她這樣說了,沈如煙也便直接問了“臣妾愚鈍,不知何時得罪太後,竟勞累您費那一場心?”
“得罪?”太後默念一遍,低喘道,“你沒有得罪哀家,隻是你千不該、萬不該……不該勾了皇帝的心去。”
沈如煙眼神一動“太後想茬了,九五之尊,萬物唾手可得,豈會動了凡心?”
聞言,太後笑了笑,低聲道“你說的也是,一時迷戀還尚可,動心卻是癡心妄想。”
“太後既知曉,為何還要苦心設局?”
“叫皇帝後宮虛設,便是你的錯!”太後的聲音陡然陰森起來,縱然還是那樣一副喘不上氣來的模樣,卻驀然叫人心裡發緊。
沈如煙瞳孔一縮。
她好像有些明白太後為什麼非要針對她了,這好像……的確算忌諱?
許是情緒有些激動,太後緩了片刻,這才繼續道“前朝後宮千絲萬縷緊密相連,獨寵勢必要打破平衡,餘波不斷,哀家絕不會任由這樣的局麵繼續。”

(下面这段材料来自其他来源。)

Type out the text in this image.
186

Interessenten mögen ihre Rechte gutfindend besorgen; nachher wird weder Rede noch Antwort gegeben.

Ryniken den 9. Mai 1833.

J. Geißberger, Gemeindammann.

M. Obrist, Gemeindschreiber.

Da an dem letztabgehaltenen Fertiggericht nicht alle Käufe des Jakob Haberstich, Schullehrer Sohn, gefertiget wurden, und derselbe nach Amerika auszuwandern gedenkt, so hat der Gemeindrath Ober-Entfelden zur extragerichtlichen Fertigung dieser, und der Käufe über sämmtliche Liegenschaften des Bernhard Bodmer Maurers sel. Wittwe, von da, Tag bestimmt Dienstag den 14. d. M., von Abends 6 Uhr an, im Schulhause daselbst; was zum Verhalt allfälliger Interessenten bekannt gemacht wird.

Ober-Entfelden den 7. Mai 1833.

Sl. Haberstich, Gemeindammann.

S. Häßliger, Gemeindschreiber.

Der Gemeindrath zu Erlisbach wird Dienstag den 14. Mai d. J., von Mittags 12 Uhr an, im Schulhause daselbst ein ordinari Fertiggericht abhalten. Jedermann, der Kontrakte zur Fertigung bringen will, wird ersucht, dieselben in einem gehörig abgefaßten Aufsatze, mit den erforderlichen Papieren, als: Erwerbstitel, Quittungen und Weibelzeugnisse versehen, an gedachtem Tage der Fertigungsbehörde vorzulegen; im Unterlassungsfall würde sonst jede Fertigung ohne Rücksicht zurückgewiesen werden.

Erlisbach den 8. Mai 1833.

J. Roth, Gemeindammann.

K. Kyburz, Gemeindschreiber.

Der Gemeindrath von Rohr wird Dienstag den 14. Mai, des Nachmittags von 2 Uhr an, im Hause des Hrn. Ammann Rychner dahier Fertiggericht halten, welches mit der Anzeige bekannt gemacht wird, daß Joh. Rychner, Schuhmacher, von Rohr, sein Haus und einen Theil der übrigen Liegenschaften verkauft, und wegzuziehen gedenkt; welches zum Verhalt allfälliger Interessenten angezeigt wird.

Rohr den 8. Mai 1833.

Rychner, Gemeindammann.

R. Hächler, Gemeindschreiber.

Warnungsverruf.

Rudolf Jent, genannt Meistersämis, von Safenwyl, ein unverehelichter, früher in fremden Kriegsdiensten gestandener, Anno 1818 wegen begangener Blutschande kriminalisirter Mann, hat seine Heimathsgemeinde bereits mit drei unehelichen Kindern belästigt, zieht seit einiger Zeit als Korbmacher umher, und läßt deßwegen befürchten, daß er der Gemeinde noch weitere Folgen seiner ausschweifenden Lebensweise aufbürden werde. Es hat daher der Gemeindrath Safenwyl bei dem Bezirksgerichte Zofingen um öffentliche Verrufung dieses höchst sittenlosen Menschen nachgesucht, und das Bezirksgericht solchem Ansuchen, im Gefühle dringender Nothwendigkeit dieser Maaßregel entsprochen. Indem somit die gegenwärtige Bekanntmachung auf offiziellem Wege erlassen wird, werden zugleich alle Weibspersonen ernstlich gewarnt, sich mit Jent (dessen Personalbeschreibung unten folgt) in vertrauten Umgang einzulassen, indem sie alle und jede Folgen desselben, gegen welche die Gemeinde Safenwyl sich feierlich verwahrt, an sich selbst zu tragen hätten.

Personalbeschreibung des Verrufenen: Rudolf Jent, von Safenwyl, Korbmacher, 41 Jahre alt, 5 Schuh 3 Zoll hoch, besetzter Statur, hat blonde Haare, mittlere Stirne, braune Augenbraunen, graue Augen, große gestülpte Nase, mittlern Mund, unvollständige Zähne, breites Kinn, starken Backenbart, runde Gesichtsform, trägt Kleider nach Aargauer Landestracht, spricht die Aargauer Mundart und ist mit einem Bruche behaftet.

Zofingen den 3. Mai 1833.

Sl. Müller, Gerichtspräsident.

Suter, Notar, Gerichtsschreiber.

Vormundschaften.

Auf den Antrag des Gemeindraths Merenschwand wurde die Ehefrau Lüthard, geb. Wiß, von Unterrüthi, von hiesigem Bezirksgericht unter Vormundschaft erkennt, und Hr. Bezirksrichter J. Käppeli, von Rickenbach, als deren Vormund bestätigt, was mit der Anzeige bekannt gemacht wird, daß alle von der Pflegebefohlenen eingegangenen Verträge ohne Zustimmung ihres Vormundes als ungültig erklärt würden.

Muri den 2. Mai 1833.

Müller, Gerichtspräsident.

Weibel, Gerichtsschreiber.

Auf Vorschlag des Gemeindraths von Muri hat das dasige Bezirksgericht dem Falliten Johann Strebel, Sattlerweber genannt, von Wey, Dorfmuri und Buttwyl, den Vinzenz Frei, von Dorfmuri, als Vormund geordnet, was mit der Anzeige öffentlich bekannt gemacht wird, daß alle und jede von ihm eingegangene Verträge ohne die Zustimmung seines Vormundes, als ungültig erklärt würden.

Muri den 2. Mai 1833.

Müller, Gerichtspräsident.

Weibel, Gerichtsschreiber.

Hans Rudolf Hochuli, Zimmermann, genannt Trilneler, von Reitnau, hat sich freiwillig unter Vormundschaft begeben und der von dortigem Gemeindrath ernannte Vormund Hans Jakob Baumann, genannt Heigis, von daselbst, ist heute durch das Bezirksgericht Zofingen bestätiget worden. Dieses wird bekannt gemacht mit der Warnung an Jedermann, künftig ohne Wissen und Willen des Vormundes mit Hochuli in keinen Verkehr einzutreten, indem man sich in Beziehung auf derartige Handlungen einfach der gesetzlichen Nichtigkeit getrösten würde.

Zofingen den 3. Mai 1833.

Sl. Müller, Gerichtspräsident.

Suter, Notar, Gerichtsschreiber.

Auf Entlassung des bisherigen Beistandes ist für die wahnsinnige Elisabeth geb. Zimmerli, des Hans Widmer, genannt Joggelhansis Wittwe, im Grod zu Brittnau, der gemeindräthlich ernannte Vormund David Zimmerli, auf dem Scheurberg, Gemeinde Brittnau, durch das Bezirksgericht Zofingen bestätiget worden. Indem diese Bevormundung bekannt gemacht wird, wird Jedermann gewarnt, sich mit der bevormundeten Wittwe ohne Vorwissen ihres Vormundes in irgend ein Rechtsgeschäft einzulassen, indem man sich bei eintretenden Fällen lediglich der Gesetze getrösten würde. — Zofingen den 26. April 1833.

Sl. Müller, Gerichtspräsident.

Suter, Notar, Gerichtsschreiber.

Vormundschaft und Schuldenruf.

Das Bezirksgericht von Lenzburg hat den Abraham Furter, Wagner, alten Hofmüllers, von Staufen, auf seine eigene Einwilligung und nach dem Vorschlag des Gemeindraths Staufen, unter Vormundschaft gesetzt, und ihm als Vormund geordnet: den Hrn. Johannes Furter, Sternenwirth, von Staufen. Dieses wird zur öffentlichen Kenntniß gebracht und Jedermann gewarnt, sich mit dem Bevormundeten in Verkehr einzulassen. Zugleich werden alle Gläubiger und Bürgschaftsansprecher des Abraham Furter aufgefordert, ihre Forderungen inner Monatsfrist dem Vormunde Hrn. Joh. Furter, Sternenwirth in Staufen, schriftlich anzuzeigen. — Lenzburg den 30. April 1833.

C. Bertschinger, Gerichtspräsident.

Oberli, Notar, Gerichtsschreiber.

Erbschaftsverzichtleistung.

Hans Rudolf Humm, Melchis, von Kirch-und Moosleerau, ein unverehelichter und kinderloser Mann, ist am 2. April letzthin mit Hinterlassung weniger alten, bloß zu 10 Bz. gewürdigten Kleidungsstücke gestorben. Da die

沈如煙有些疑惑“太後是為了皇上、為了大周江山?恕臣妾直言,您不像這樣的人。”
太後眼神瞬間銳利起來“你都知道什麼?”
“臣妾知道的不多,隻有您去母奪子的那些事。”
“皇帝竟告訴你了。”太後的聲音意味不明,而後眼神不善的看向她,“果然,哀家沒除錯人。”
“如您所言,皇上對我尚有幾分情意,您就不怕他知道後與您翻臉?”沈如煙頓了頓,“畢竟您壽宴上那一出,用意實在不難猜。”
太後笑了笑,眼神直直盯著她“結果如何,不是很明顯麼……這一個月不好過吧?”
沈如煙如實點頭,上一屆的宮鬥冠軍要搞她,那簡直跟玩似的。
從前幾次危機,都還在可控範圍內,而這次……傷筋動骨不必說,更叫她消沉頹廢,惶惶度日。
行家一出手,便知有沒有。
“您若有擔心,直接殺了臣妾以絕後患不是更好?”
“死是最簡單的事,而活在地獄裡,每日煎熬度日,不是更有趣?”太後喘的厲害,可說出來的話卻誅心極了。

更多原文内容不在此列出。